As such, Klein was pleased to see a “mid-term grade” included in the corporate average fuel-economy rule improvements proposed last week.

In 2021, the industry, government and environmentalists will sit down again and examine whether the 2025 goals would be too much of a stretch or within reach. Some pundits already speculate the assessment could lead to more political wrangling between the three sides.

“That is an intelligent approach,” says Klein, director-global mass, energy and aerodynamics at GM. “To see through to 2025 is a very, very difficult proposition.

“We owe it to ourselves to take an honest assessment of where we are at that time frame technically, economically and environmentally.”

Credits similar to those in current fuel-economy rules peaking at 35.5 mpg (6.6 L/100 km) in 2016 also will help auto makers hit the 54.5-mpg bogey, he says.

Right now, auto makers earn credits for items such as environmentally friendly air-conditioning units, and future incentives for hybrids and EVs are expected to drive greater penetration of alternative-propulsion vehicles.

“The credits as outlined will be a positive incentive to advanced propulsion,” Klein says. “In a period of uncertainty, we have got to have incentives that help the auto makers continue to drive that into the marketplace.”

As a weight-loss expert, Klein sees eliminating mass as a key enabler to improving fuel economy, although he stops short of estimating how much the average vehicle might need to shed.

Other experts at the conference have estimated somewhere in the neighborhood of 250 lbs. (113 kg).

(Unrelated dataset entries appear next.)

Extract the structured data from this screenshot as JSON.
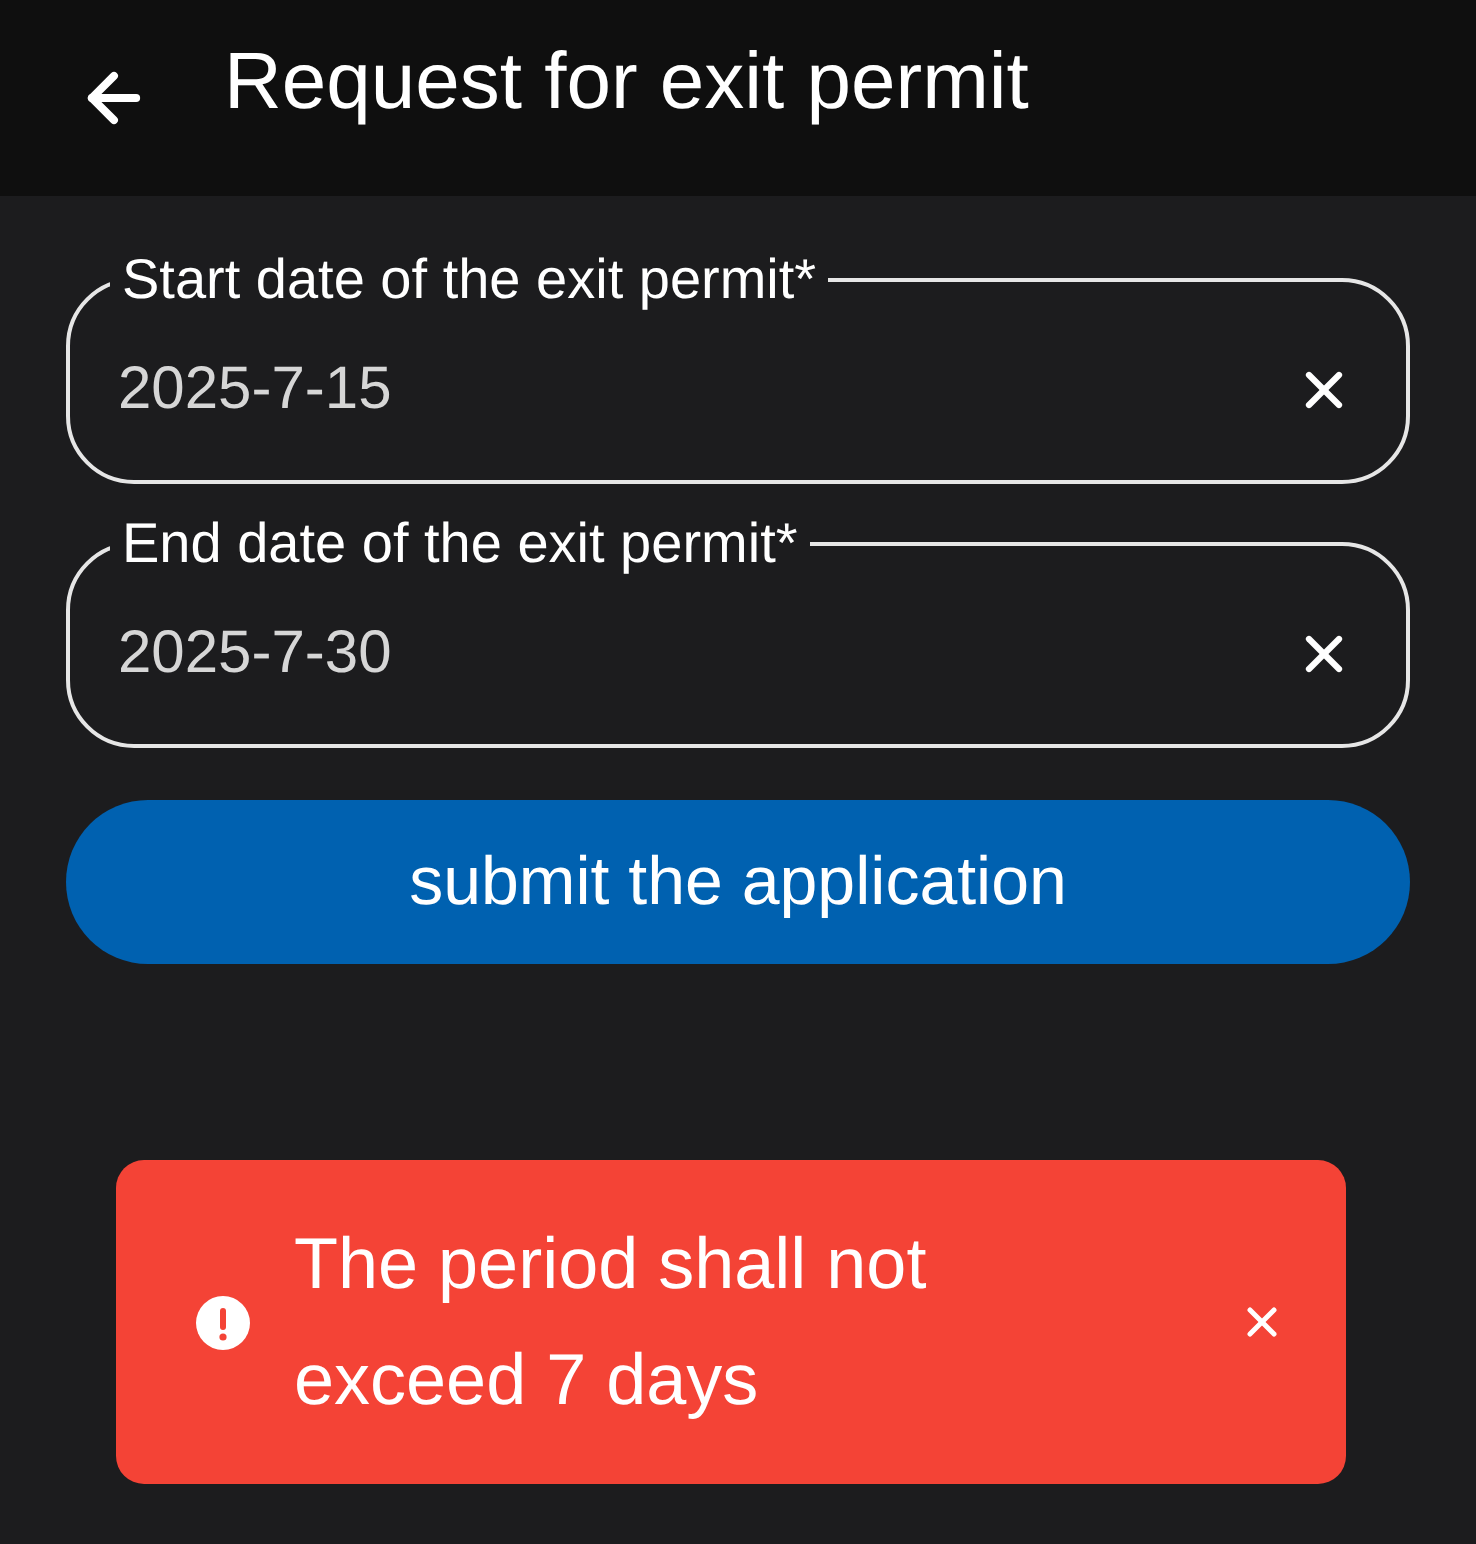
{
  "header": {
    "title": "Request for exit permit"
  },
  "fields": [
    {
      "label": "Start date of the exit permit*",
      "value": "2025-7-15"
    },
    {
      "label": "End date of the exit permit*",
      "value": "2025-7-30"
    }
  ],
  "submit_button": {
    "label": "submit the application"
  },
  "toast": {
    "kind": "error",
    "message": "The period shall not exceed 7 days"
  }
}
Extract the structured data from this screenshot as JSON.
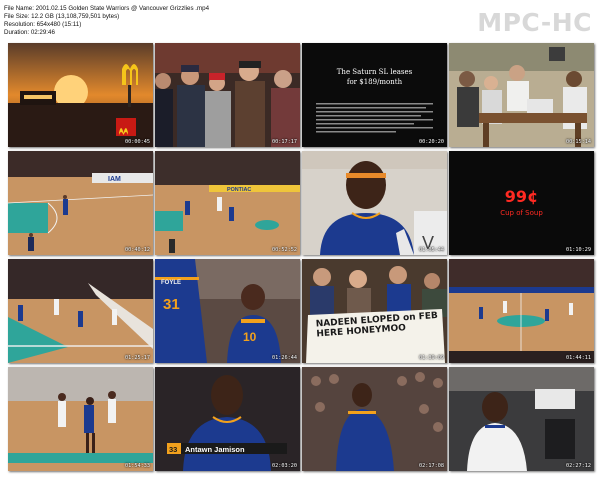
{
  "header": {
    "file_name": "File Name: 2001.02.15 Golden State Warriors @ Vancouver Grizzlies .mp4",
    "file_size": "File Size: 12.2 GB (13,108,759,501 bytes)",
    "resolution": "Resolution: 654x480 (15:11)",
    "duration": "Duration: 02:29:46"
  },
  "logo": "MPC-HC",
  "thumbnails": [
    {
      "timestamp": "00:00:45",
      "scene": "mcdonalds-sunset-ad"
    },
    {
      "timestamp": "00:17:17",
      "scene": "crowd-fans"
    },
    {
      "timestamp": "00:20:20",
      "scene": "saturn-ad",
      "title": "The Saturn SL leases",
      "subtitle": "for $189/month"
    },
    {
      "timestamp": "00:15:14",
      "scene": "family-kitchen"
    },
    {
      "timestamp": "00:40:12",
      "scene": "court-wide",
      "banner": "IAM"
    },
    {
      "timestamp": "00:52:52",
      "scene": "court-wide-2",
      "banner": "PONTIAC"
    },
    {
      "timestamp": "01:05:44",
      "scene": "player-closeup"
    },
    {
      "timestamp": "01:10:29",
      "scene": "soup-ad",
      "price": "99¢",
      "caption": "Cup of Soup"
    },
    {
      "timestamp": "01:25:17",
      "scene": "court-angle"
    },
    {
      "timestamp": "01:26:44",
      "scene": "players-31-10",
      "jersey_number": "31",
      "jersey_name": "FOYLE"
    },
    {
      "timestamp": "01:39:09",
      "scene": "fans-sign",
      "sign_text": "NADEEN ELOPED on FEB HERE HONEYMOO"
    },
    {
      "timestamp": "01:44:11",
      "scene": "court-overhead"
    },
    {
      "timestamp": "01:54:33",
      "scene": "court-action"
    },
    {
      "timestamp": "02:03:20",
      "scene": "player-name-graphic",
      "graphic_number": "33",
      "graphic_name": "Antawn Jamison"
    },
    {
      "timestamp": "02:17:08",
      "scene": "player-back"
    },
    {
      "timestamp": "02:27:12",
      "scene": "player-bench"
    }
  ],
  "colors": {
    "warriors_blue": "#1c3a8f",
    "warriors_gold": "#f2a11d",
    "court_floor": "#c89563",
    "court_teal": "#2fa59a"
  }
}
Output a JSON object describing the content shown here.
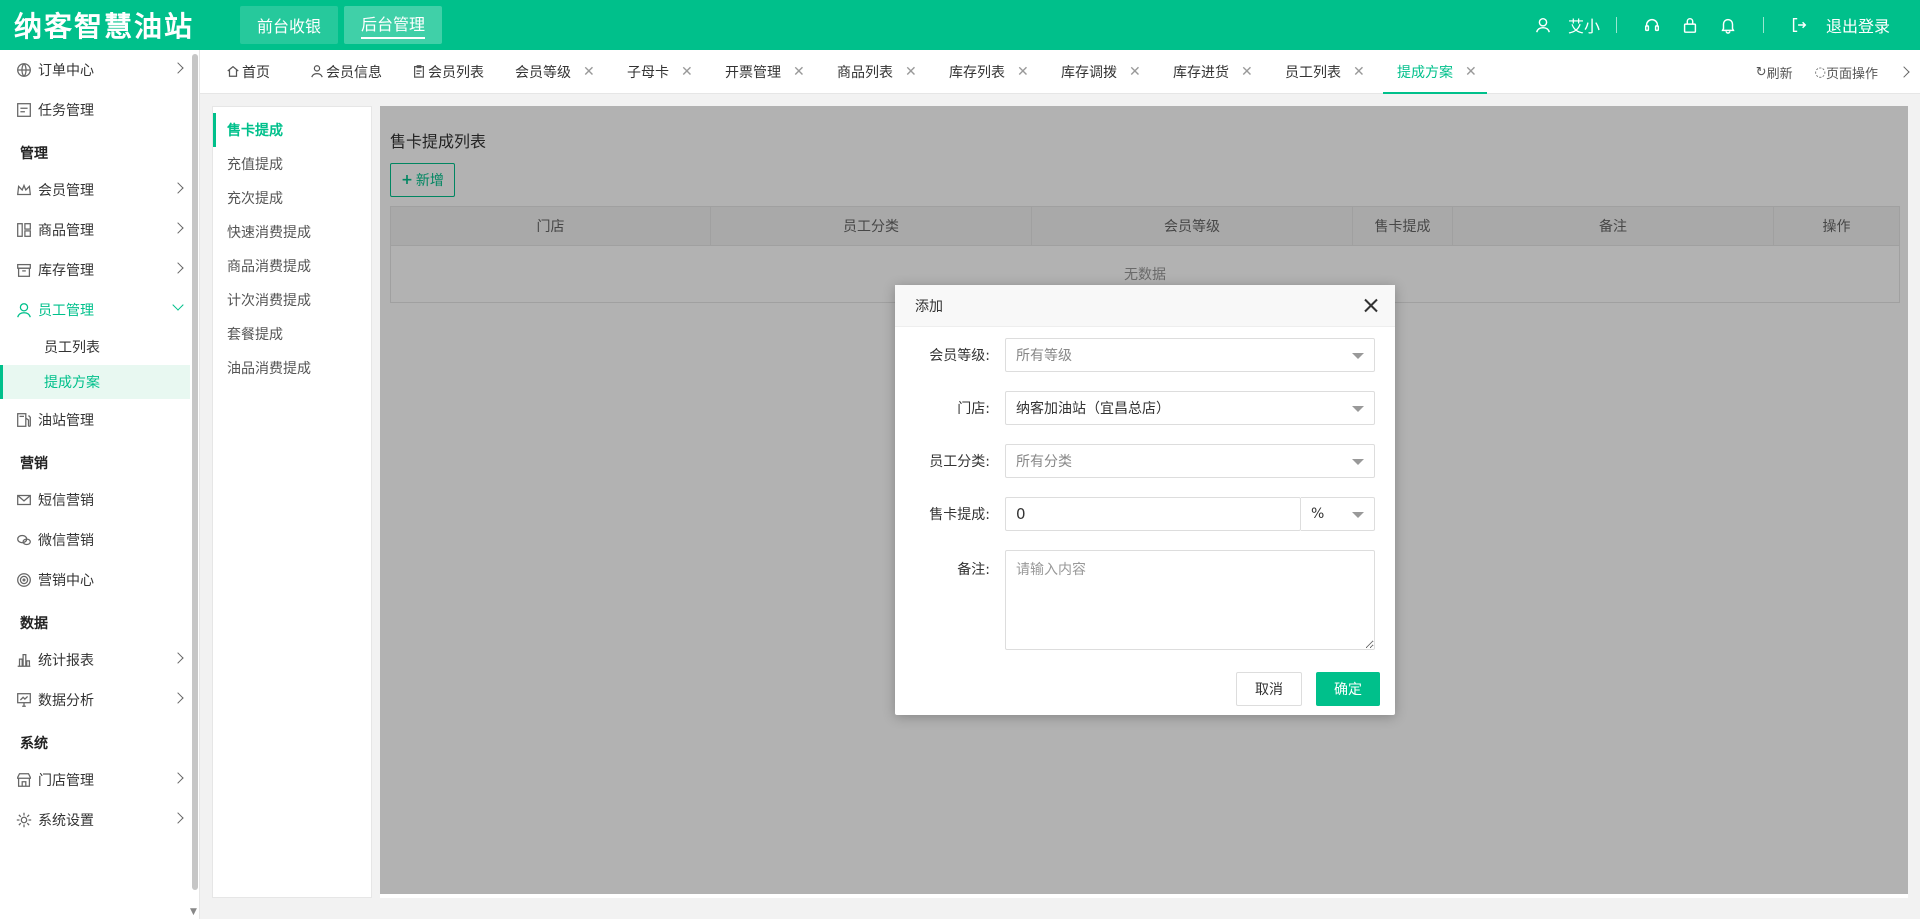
{
  "brand": {
    "logo_text": "纳客智慧油站",
    "accent": "#00c08b"
  },
  "top_nav": {
    "front": "前台收银",
    "back": "后台管理"
  },
  "user": {
    "name": "艾小",
    "logout": "退出登录"
  },
  "sidebar": {
    "items": {
      "order": "订单中心",
      "task": "任务管理",
      "group_manage": "管理",
      "member": "会员管理",
      "goods": "商品管理",
      "stock": "库存管理",
      "staff": "员工管理",
      "staff_list": "员工列表",
      "commission": "提成方案",
      "station": "油站管理",
      "group_marketing": "营销",
      "sms": "短信营销",
      "wechat": "微信营销",
      "marketing_center": "营销中心",
      "group_data": "数据",
      "stats": "统计报表",
      "analysis": "数据分析",
      "group_system": "系统",
      "store": "门店管理",
      "settings": "系统设置"
    }
  },
  "tabs": {
    "home": "首页",
    "member_info": "会员信息",
    "member_list": "会员列表",
    "member_level": "会员等级",
    "sub_card": "子母卡",
    "invoice": "开票管理",
    "goods_list": "商品列表",
    "stock_list": "库存列表",
    "stock_transfer": "库存调拨",
    "stock_purchase": "库存进货",
    "staff_list": "员工列表",
    "commission": "提成方案",
    "refresh": "刷新",
    "page_ops": "页面操作"
  },
  "inner_nav": {
    "card_sale": "售卡提成",
    "recharge": "充值提成",
    "recount": "充次提成",
    "quick": "快速消费提成",
    "goods": "商品消费提成",
    "count": "计次消费提成",
    "package": "套餐提成",
    "oil": "油品消费提成"
  },
  "panel": {
    "title": "售卡提成列表",
    "add_button": "新增",
    "columns": [
      "门店",
      "员工分类",
      "会员等级",
      "售卡提成",
      "备注",
      "操作"
    ],
    "empty_text": "无数据"
  },
  "modal": {
    "title": "添加",
    "fields": {
      "level_label": "会员等级:",
      "level_value": "所有等级",
      "store_label": "门店:",
      "store_value": "纳客加油站（宜昌总店）",
      "staff_type_label": "员工分类:",
      "staff_type_value": "所有分类",
      "commission_label": "售卡提成:",
      "commission_value": "0",
      "unit_value": "%",
      "remark_label": "备注:",
      "remark_placeholder": "请输入内容"
    },
    "cancel": "取消",
    "confirm": "确定"
  }
}
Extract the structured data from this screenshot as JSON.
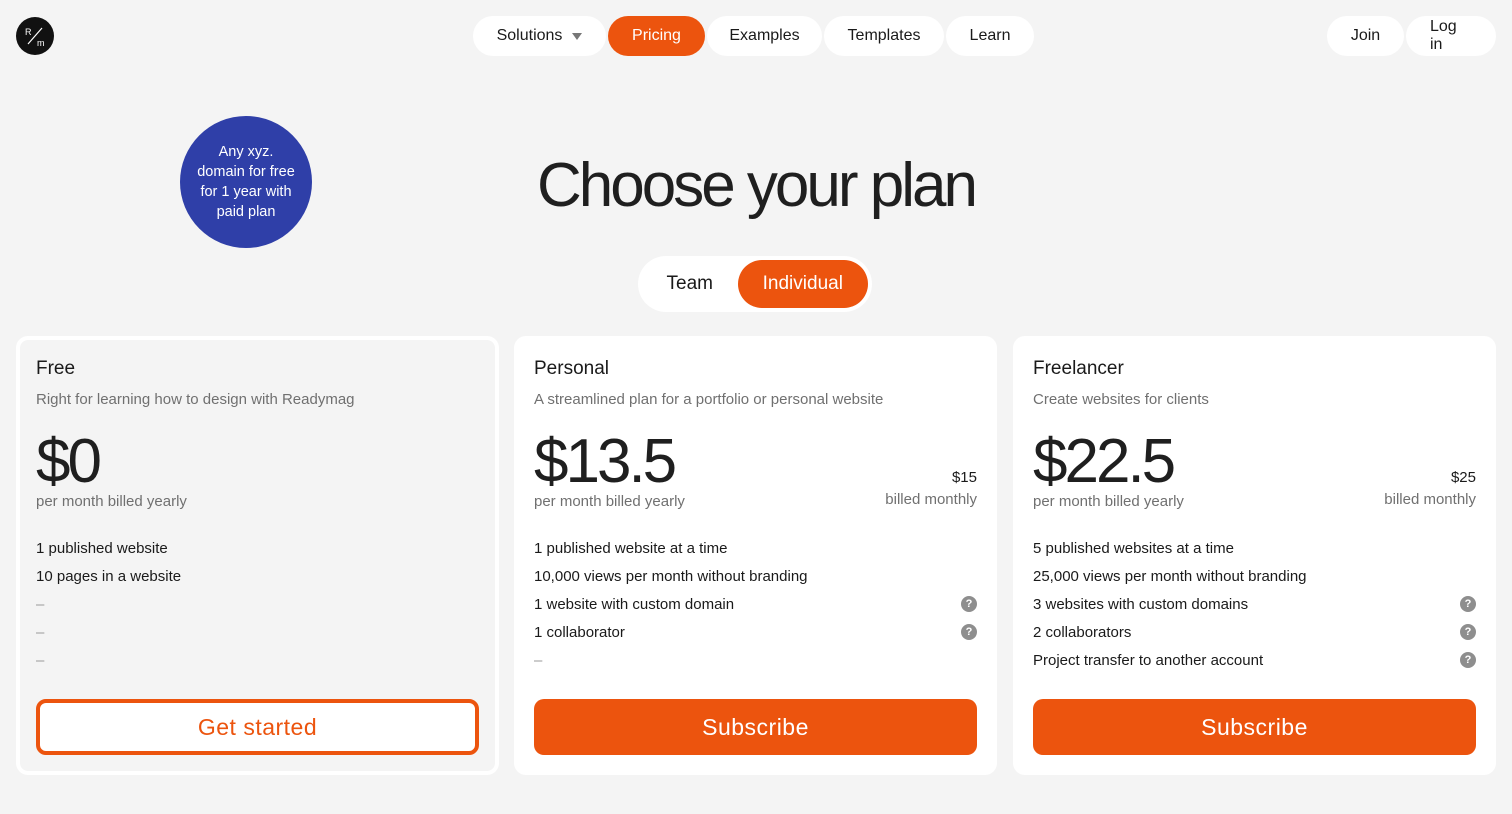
{
  "logo": {
    "top": "R",
    "bottom": "m"
  },
  "nav": {
    "solutions": "Solutions",
    "pricing": "Pricing",
    "examples": "Examples",
    "templates": "Templates",
    "learn": "Learn"
  },
  "auth": {
    "join": "Join",
    "login": "Log in"
  },
  "badge": "Any xyz. domain for free for 1 year with paid plan",
  "title": "Choose your plan",
  "toggle": {
    "team": "Team",
    "individual": "Individual",
    "selected": "Individual"
  },
  "plans": [
    {
      "name": "Free",
      "description": "Right for learning how to design with Readymag",
      "price": "$0",
      "price_note": "per month billed yearly",
      "features": [
        "1 published website",
        "10 pages in a website",
        "–",
        "–",
        "–"
      ],
      "cta": "Get started"
    },
    {
      "name": "Personal",
      "description": "A streamlined plan for a portfolio or personal website",
      "price": "$13.5",
      "price_note": "per month billed yearly",
      "monthly_price": "$15",
      "monthly_label": "billed monthly",
      "features": [
        "1 published website at a time",
        "10,000 views per month without branding",
        "1 website with custom domain",
        "1 collaborator",
        "–"
      ],
      "cta": "Subscribe"
    },
    {
      "name": "Freelancer",
      "description": "Create websites for clients",
      "price": "$22.5",
      "price_note": "per month billed yearly",
      "monthly_price": "$25",
      "monthly_label": "billed monthly",
      "features": [
        "5 published websites at a time",
        "25,000 views per month without branding",
        "3 websites with custom domains",
        "2 collaborators",
        "Project transfer to another account"
      ],
      "cta": "Subscribe"
    }
  ],
  "help_glyph": "?",
  "colors": {
    "accent": "#ec540e",
    "badge": "#2f3fa8",
    "background": "#f4f4f4"
  }
}
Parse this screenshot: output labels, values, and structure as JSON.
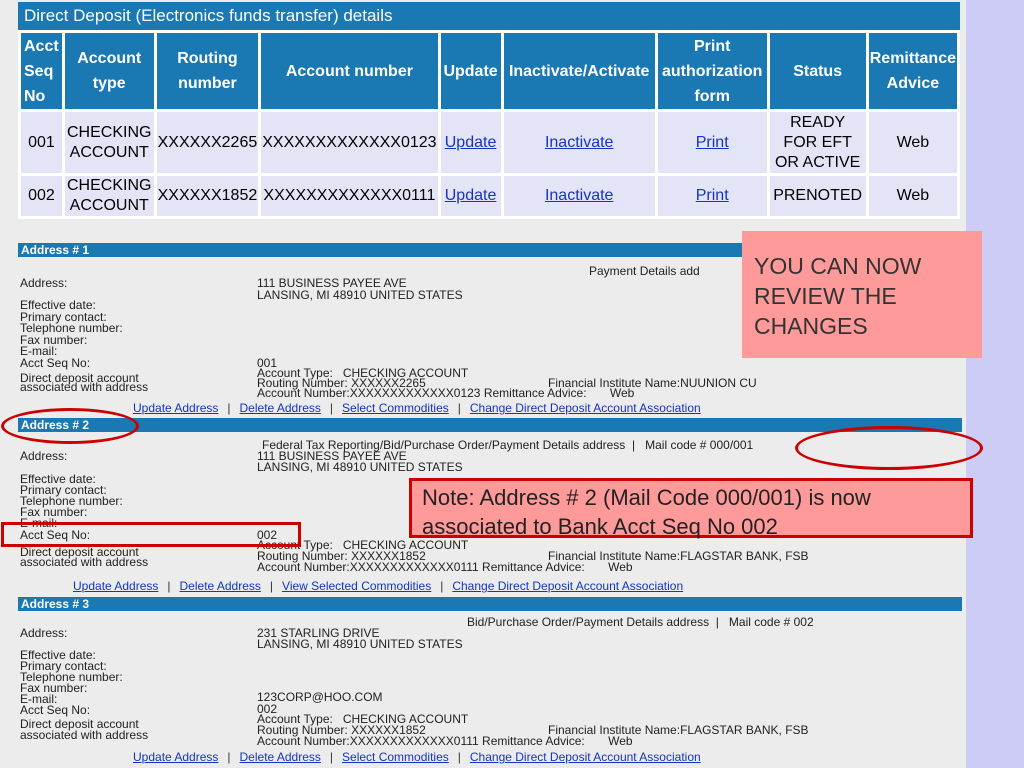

“There is no simple answer,” Klein says. “It varies by segment. It varies by the utility of the vehicle.

“But we absolutely have a clear vision on what we are going to do by segment, as well as working hard on advanced materials, such as high-strength steel applications, to drive mass out of our vehicles.”

He says recognition by regulators in the rulemaking that trucks present a unique challenge to auto makers will help the industry, as well.

The 2025 rules would require a 5% efficiency improvement annually for passenger cars and 3.5% for light trucks in the first five years and 5% every four years after until 2025.

“The acknowledgment that trucks have a different utility is important,” Klein says.

GM also remains committed to hydrogen fuel-cell technology as a potential game-changer that could remove vehicles from the entire energy debate, he says.

Over the years, the auto maker has sunk millions of dollars into fuel-cell development, hoping to put vehicles on U.S roads in reasonable volumes by the end of the last decade.

GM Chairman and CEO Dan Akerson recently said it would probably be 2020 before fuel-cell vehicles are practical from both the cost and infrastructure-support perspectives.

“We continue to develop (hydrogen),” Klein says. “Hydrogen and fuel cells have a huge dependency on infrastructure. They are co-dependent. Not knowing the future, we have to be ready.”